Patriot Defence is providing first aid training to Ukraine’s new police. This training is sponsored partly by the Canadian and Australian governments. The initiative trained all of the new Kyiv patrol force (2,000 new police officers) and provided first aid kits for each of them and for their vehicles (220). According to Dr. Suprun, the situation with emergency care is quite grave in Ukraine: “There are no paramedics in ambulances in Ukraine, only doctors that don’t have much training. In Canada, you have paramedics who can pick up the patient and keep them alive long enough to get them to the hospital where the doctors give them definitive treatment. The response time is on average 8 minutes and they get to the hospital by about 20 minutes. In Ukraine this takes on average 48 minutes. Kyiv is a city the size of Toronto. Toronto has 41 ambulance stations while Kyiv has 14. And those 14 stations have only a couple of ambulances that they use. In Ukraine, a doctor takes six years to get trained, a paramedic takes only three years. So we can train two paramedics in the time we train every doctor – just the schooling of the doctor without any clinical work. If we do that, we can double the number of available ambulance stations. The stations can be equipped with the ambulances that you, Canadians, are sending over to Ukraine with UCC’s Ambulance for Ukraine project.
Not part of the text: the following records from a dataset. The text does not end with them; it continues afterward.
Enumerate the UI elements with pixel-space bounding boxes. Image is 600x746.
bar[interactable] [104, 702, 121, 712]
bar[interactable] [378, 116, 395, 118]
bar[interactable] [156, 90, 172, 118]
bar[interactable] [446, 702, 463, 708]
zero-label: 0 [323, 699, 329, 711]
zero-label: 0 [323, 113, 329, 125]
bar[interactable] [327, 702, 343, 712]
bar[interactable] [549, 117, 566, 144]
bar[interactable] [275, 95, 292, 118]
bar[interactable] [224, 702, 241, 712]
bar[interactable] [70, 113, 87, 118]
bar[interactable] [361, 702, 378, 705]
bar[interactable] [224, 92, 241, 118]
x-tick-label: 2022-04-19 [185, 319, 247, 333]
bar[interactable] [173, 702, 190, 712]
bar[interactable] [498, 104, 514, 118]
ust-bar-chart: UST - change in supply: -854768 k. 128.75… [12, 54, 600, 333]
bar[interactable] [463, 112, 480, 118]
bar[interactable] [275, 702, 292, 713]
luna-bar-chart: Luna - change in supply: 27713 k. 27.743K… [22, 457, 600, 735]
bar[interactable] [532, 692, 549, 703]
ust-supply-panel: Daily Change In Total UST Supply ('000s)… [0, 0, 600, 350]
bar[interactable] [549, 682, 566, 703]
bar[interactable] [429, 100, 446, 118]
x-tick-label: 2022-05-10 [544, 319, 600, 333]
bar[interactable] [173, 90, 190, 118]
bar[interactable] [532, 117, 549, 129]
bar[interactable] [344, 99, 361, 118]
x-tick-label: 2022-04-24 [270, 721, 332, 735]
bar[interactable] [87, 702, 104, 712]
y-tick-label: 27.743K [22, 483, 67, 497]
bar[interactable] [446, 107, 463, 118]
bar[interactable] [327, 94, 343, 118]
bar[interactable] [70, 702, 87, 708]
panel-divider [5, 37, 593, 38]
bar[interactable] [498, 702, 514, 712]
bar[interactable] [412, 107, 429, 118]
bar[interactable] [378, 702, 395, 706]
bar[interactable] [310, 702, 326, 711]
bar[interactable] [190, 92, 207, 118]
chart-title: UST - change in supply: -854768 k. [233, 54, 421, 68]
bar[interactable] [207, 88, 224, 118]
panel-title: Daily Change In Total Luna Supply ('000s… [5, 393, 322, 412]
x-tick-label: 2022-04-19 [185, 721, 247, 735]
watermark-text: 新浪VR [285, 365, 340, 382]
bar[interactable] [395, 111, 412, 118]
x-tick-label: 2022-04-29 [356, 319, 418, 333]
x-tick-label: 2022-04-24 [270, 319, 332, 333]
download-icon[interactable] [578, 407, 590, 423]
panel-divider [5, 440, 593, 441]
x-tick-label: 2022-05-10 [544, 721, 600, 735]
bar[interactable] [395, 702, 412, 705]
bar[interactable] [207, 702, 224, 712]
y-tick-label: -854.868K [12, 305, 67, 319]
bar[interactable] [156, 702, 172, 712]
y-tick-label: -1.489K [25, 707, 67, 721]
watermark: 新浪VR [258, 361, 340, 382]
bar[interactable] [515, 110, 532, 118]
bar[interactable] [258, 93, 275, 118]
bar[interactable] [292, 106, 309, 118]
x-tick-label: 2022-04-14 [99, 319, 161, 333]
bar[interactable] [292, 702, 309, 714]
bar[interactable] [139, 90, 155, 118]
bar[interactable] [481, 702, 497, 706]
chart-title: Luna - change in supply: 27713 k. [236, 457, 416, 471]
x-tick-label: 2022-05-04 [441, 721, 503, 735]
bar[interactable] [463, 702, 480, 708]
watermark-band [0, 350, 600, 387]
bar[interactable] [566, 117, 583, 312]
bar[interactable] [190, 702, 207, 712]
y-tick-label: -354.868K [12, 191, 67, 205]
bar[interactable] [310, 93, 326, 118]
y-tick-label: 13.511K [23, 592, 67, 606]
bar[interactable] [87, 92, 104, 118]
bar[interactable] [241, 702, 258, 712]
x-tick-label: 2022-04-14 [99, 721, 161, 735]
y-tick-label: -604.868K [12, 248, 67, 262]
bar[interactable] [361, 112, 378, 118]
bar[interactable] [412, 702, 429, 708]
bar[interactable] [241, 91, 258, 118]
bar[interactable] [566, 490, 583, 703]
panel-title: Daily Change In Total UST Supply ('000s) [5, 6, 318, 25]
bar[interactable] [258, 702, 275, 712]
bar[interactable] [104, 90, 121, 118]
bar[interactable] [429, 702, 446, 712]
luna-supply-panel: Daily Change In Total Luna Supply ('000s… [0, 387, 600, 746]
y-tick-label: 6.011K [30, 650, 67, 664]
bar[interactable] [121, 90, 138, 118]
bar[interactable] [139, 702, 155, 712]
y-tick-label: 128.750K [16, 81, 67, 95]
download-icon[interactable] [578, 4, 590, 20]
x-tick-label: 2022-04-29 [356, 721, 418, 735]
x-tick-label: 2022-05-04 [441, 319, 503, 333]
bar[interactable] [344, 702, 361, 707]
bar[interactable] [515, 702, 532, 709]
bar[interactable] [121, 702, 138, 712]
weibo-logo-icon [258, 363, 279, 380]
You can make a huge difference by providing that ambulance to a trained professional and we can train those professionals. It’s an excellent combination.”

To explain the gravity of the situation with emergency care in Ukraine, Ulana Suprun showed the gathering a heart-wrenching video of a man who was hit by a car in Kyiv and died because of the lack of care. On that night, when time was precious, the ambulance took a long time to arrive and when it came the doctors did not have the basic skills of how to clear airways – the man choked on his own blood. The relatives of the deceased man agreed to publicize the video to attract attention to the problem.

The development of understanding of what Ukraine needs in medical terms led to the realization that there is very little rehabilitation in Ukraine as we understand it in the West. As Renata Roman, herself a physiotherapist, put it, “If I ask in Ukraine in a room full of people how many of them have even been to a physiotherapist, barely one would say yes.” In Ukraine, rehabilitation is a very short period of time spent in the sanatorium resting after an injury. Dr. Suprun is now involved in the Ukrainian Catholic University’s School of Rehabilitation Medicine which will offer physical therapy and occupational therapy educational programs, the first of their kind in Ukraine.

Dr Volodymyr Golyk, the academic director of the School of Rehabilitation Medicine, who is also a neurologist, originally from Dnipropetrovsk, made a presentation of that program. He described the planned transformation of the current Ukrainian system of sanatoriums into a Western-style rehabilitation medicine system. Dr. Golyk also explained the progress of the project that has been achieved in the past year and the project’s ties with its international counterparts in Europe and North America.

That night at the UNF Hall had an educational purpose, but, as the UCC President Paul Grod put it in his greeting, there is also a need for the Ukrainian Canadian community to actively raise funds for the projects that help reform Ukraine’s crippled medical system. The event was sponsored by the Ukrainian Catholic Education Foundation.